Se cominciassimo a gettare in mare le vecchie auto, l’inquinamento che produrremmo dovrebbe indurci a smettere di fabbricare auto o a cambiare la pessima abitudine di gettarle in mare?

La professoressa ci dà un’ultima informazione: “gli scienziati hanno calcolato che se dovessimo vietare tutti gli imballaggi di plastica e sostituirli con alternative di carta, vetro e alluminio, la quantità di materiali richiesti, la quantità di energia e le emissioni di CO2, sarebbero immense. Quindi vietare la plastica non è certamente la strada da seguire”.

Ma – si obietta – la plastica non si degrada. “E perché dovrebbe?” chiede la professoressa. “Neanche i metalli si degradano. La plastica è una risorsa funzionale e preziosa come i metalli. Si può riciclare e recuperare”.

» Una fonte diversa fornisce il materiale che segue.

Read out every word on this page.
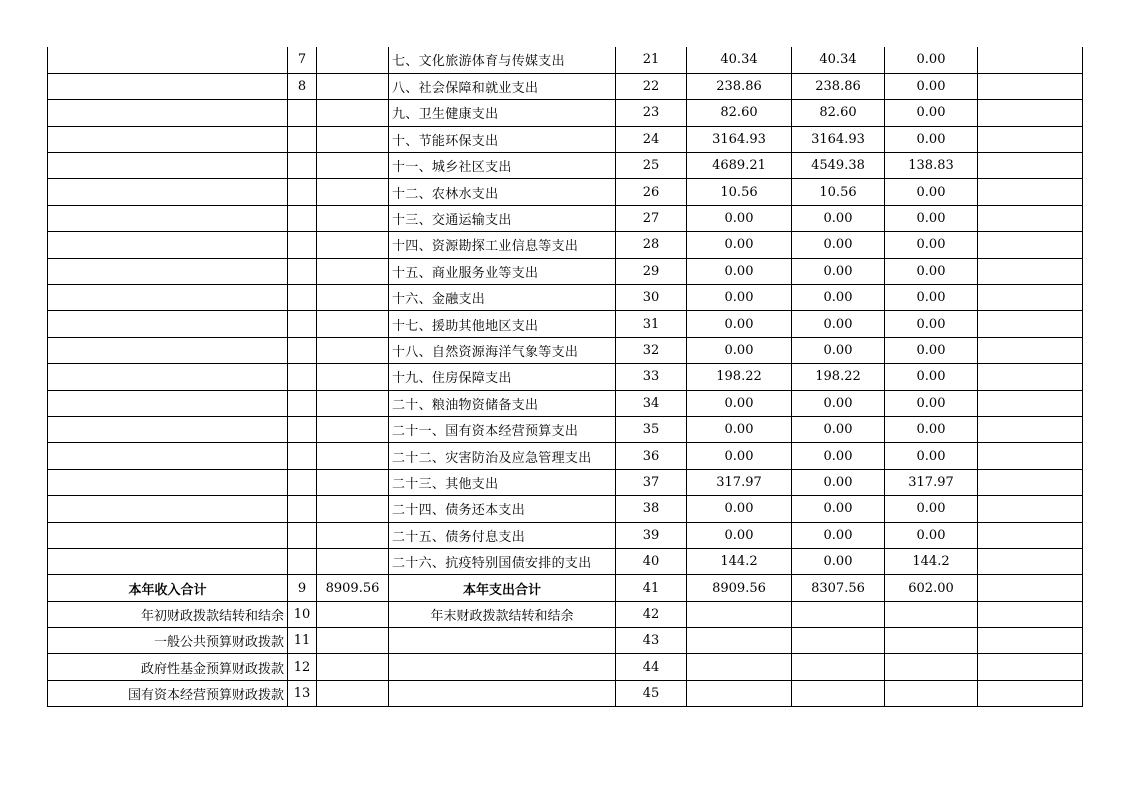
	7		七、文化旅游体育与传媒支出	21	40.34	40.34	0.00	
	8		八、社会保障和就业支出	22	238.86	238.86	0.00	
			九、卫生健康支出	23	82.60	82.60	0.00	
			十、节能环保支出	24	3164.93	3164.93	0.00	
			十一、城乡社区支出	25	4689.21	4549.38	138.83	
			十二、农林水支出	26	10.56	10.56	0.00	
			十三、交通运输支出	27	0.00	0.00	0.00	
			十四、资源勘探工业信息等支出	28	0.00	0.00	0.00	
			十五、商业服务业等支出	29	0.00	0.00	0.00	
			十六、金融支出	30	0.00	0.00	0.00	
			十七、援助其他地区支出	31	0.00	0.00	0.00	
			十八、自然资源海洋气象等支出	32	0.00	0.00	0.00	
			十九、住房保障支出	33	198.22	198.22	0.00	
			二十、粮油物资储备支出	34	0.00	0.00	0.00	
			二十一、国有资本经营预算支出	35	0.00	0.00	0.00	
			二十二、灾害防治及应急管理支出	36	0.00	0.00	0.00	
			二十三、其他支出	37	317.97	0.00	317.97	
			二十四、债务还本支出	38	0.00	0.00	0.00	
			二十五、债务付息支出	39	0.00	0.00	0.00	
			二十六、抗疫特别国债安排的支出	40	144.2	0.00	144.2	
本年收入合计	9	8909.56	本年支出合计	41	8909.56	8307.56	602.00	
年初财政拨款结转和结余	10		年末财政拨款结转和结余	42				
一般公共预算财政拨款	11			43				
政府性基金预算财政拨款	12			44				
国有资本经营预算财政拨款	13			45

Le vie del riuso sono infinite. Dunque si può smettere di odiare la plastica. Non va messa al bando la plastica, ma l’irragionevolezza.

ORGOGLIO ITALIANO

La plastica è una straordinaria invenzione  che ha migliorato la nostra qualità della vita e bisogna ringraziare di ciò specialmente un italiano, l’ingegnere chimico Giulio Natta, del Politecnico di Milano, che si guadagnò il premio Nobel nel 1963  proprio per i suoi studi nel campo della tecnologia dei polimeri.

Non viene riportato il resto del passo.